Как бы то ни было, Горький вовремя пишет свои мемуары. Он — один из тех писателей, личность которых сама по себе — литературное явление, легенда, окружающая его личность, — это та же литература, но только ненаписанная, горьковский фольклор. Своими мемуарами Горький как бы реализует этот фольклор. Но он нов не там, где пишет канонические мемуары, — мемуары испытанная, старая жанровая форма и новой литературной вещи не дает, — а там, где разрывается этот старый замкнутый жанр. Горький это делает в напечатанных в ‘Беседе’ микроскопических отрывках, без смазочного материала старого жанра эти отрывки необычайно живы, их отрывочность, мимолетность, как бы внелитературность делает эти записки тем жанром в прозе, которым в стихах были ‘стихотворения на случай’, Gelegenheitsgedichte.

14

‘Zoo’ Шкловского — вещь тоже ‘на границе’.
Прежде всего, конечно, письма вовсе не производят впечатления частных писем — ив этом смысле они не примыкают ни к розановским письмам, ни к горьковским отрывкам, о которых сам Шкловский говорит в романе.

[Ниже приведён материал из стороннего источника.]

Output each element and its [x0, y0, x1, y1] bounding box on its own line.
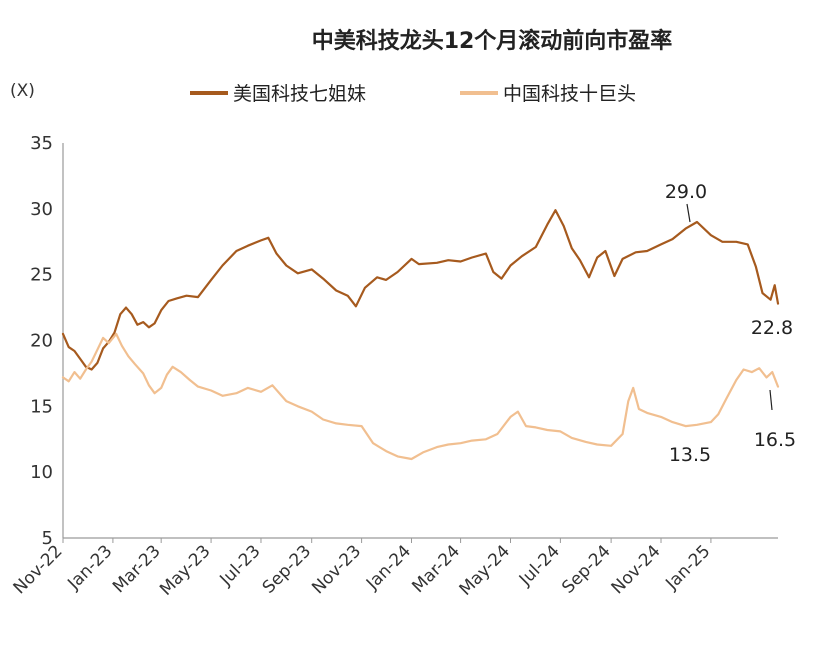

Это литературные ‘письма’ с литературными образами, идущими цепью, со многими линиями сюжета. Но в чем интерес книги, почему эта образная проза, которая была невозможна у Белого, возможна у Шкловского? Книга интересна тем, что на одном эмоциональном стержне сразу даны — и роман, и фельетон, и научное исследование. Материал фельетона и романа переплетается совершенно необычным образом с теорией литературы. Мы не привыкли читать роман, который в то же время является научным исследованием. Мы не привыкли к науке в ‘письмах о любви’ и даже в ‘письмах не о любви’. Наша культура построена на чопорном дифференцировании науки и искусства. Только в некоторых случаях — наперечет — эти области соединялись в одно — так Гейне в своих ‘Reisebilden’, в ‘Парижских письмах’ — и в особенности в ‘Истории философии и литературы в Германии’ — объединил газетную корреспонденцию, портреты, очень личные, и крупную соль научной мысли.
Этот роман — эмоциональный, не боящийся сентиментальности — данный на необычном материале — тоже ‘на грани’.

15

— А что же дальше?
— Куда пойдет литература?
Но и ‘что же’ и ‘литература’ — совсем не такие простые понятия. Литература идет многими путями одновременно — и одновременно завязываются многие узлы. Она не поезд, который приходит на место назначения. Критик же — не начальник станции. Много заказов было сделано русской литературе. Но заказывать ей бесполезно: ей закажут Индию, а она откроет Америку.

КОММЕНТАРИИ

Впервые: Русский современник. 1924. No 1. С. 292-306. Последующая публикация: ПИЛК. С. 150-166, с добавлением по архивному тексту. Печатается по: ПИЛК.